An Internet troll is usually defined as a person who intentionally upsets people by posting inflammatory and provoking messages. Their main intent is to provoke a reaction, whether positive or negative, and much of Trump’s strategy to rising to fame was just that. No matter what one’s opinion of him is, he undeniably generates attention and controversy. His troll-like habits included giving derogatory nicknames to his political peers, from “Lyin’ Ted” for Texas senator and 2016 Republican candidate Ted Cruz to “Crooked Hillary” for his Democratic opponent in the 2016 election. Short, snappy, and sure to attract controversy, these nicknames were just a microcosm of the memes circulated on large social media platforms throughout the 2016 election. While memes that attracted attention to the 2016 election in other forms, such as images and videos, were perhaps more common, something like a disparaging nickname will in essence create a divide between those who support Trump, who might spread the use of the nickname in the usual way a meme spreads, and those who don’t, who might use the nickname as a source of criticism and reason to defend the individual being attacked by the nickname. This is one of the ways that memes can divide us, just as much as they bring groups of people together.

“Even though communication is seen as inherent good, it can also create divisions. We can disagree, we can hate each other. Memes do both these things,” adds Hodge.

For as long as memes and politics are attached to one another, the use of short and easily provoking statements such as derogatory nicknames, as unprofessional as they may seem, won’t go away, though there may not always be a politician willing to use them enough to facilitate their spread. But it seems Trump is sticking to them, as plenty of candidates for the 2020 election have Trump nicknames attached to them — “Sleepy Joe” for Joe Biden and “Mini Mike” for Mike Bloomberg, among others.

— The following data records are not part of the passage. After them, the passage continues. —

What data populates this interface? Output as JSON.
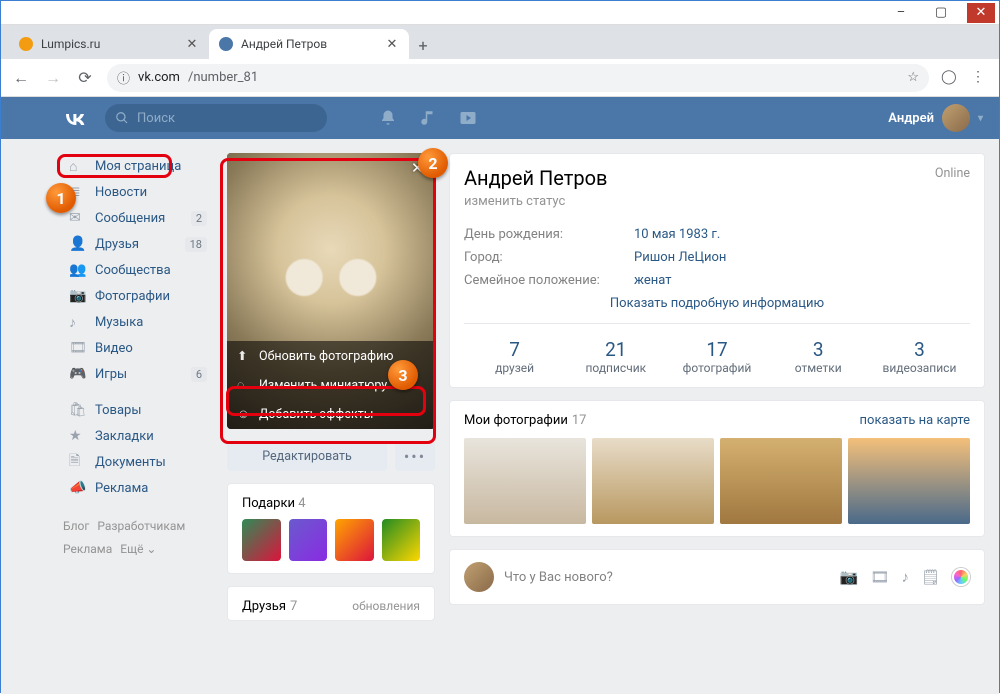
{
  "window": {
    "minimize": "–",
    "maximize": "▢",
    "close": "✕"
  },
  "browser": {
    "tabs": [
      {
        "title": "Lumpics.ru",
        "favicon": "#f39c12"
      },
      {
        "title": "Андрей Петров",
        "favicon": "#4a76a8"
      }
    ],
    "url_host": "vk.com",
    "url_path": "/number_81"
  },
  "vk": {
    "search_placeholder": "Поиск",
    "user_name": "Андрей"
  },
  "sidebar": {
    "items": [
      {
        "label": "Моя страница",
        "badge": ""
      },
      {
        "label": "Новости",
        "badge": ""
      },
      {
        "label": "Сообщения",
        "badge": "2"
      },
      {
        "label": "Друзья",
        "badge": "18"
      },
      {
        "label": "Сообщества",
        "badge": ""
      },
      {
        "label": "Фотографии",
        "badge": ""
      },
      {
        "label": "Музыка",
        "badge": ""
      },
      {
        "label": "Видео",
        "badge": ""
      },
      {
        "label": "Игры",
        "badge": "6"
      }
    ],
    "items2": [
      {
        "label": "Товары"
      },
      {
        "label": "Закладки"
      },
      {
        "label": "Документы"
      },
      {
        "label": "Реклама"
      }
    ],
    "footer": {
      "blog": "Блог",
      "dev": "Разработчикам",
      "ads": "Реклама",
      "more": "Ещё ⌄"
    }
  },
  "avatar": {
    "actions": {
      "update": "Обновить фотографию",
      "thumb": "Изменить миниатюру",
      "effects": "Добавить эффекты"
    },
    "edit": "Редактировать"
  },
  "gifts": {
    "title": "Подарки",
    "count": "4"
  },
  "friends": {
    "title": "Друзья",
    "count": "7",
    "updates": "обновления"
  },
  "profile": {
    "name": "Андрей Петров",
    "status": "изменить статус",
    "online": "Online",
    "rows": [
      {
        "label": "День рождения:",
        "value": "10 мая 1983 г."
      },
      {
        "label": "Город:",
        "value": "Ришон ЛеЦион"
      },
      {
        "label": "Семейное положение:",
        "value": "женат"
      }
    ],
    "show_more": "Показать подробную информацию",
    "counters": [
      {
        "num": "7",
        "lbl": "друзей"
      },
      {
        "num": "21",
        "lbl": "подписчик"
      },
      {
        "num": "17",
        "lbl": "фотографий"
      },
      {
        "num": "3",
        "lbl": "отметки"
      },
      {
        "num": "3",
        "lbl": "видеозаписи"
      }
    ]
  },
  "photos": {
    "title": "Мои фотографии",
    "count": "17",
    "map": "показать на карте"
  },
  "post": {
    "placeholder": "Что у Вас нового?"
  }
}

Taking into consideration all their many purposes, memes have become a cultural linchpin of the Internet age. 

““[Memes] can definitely change someone’s life. Like if you have a meme that could help someone from a hard time or make them feel better about something,” says Portnoy.”

Even if we don’t take them as seriously as we perhaps should now, it’s hard to picture a world moving forward where memes don’t play a vital role in communication, culture, business, politics, and society as a whole.

As Hodge says, “I don’t know, but I suspect there are some librarians who are archiving memes somewhere, and if they aren’t, they ought to be.”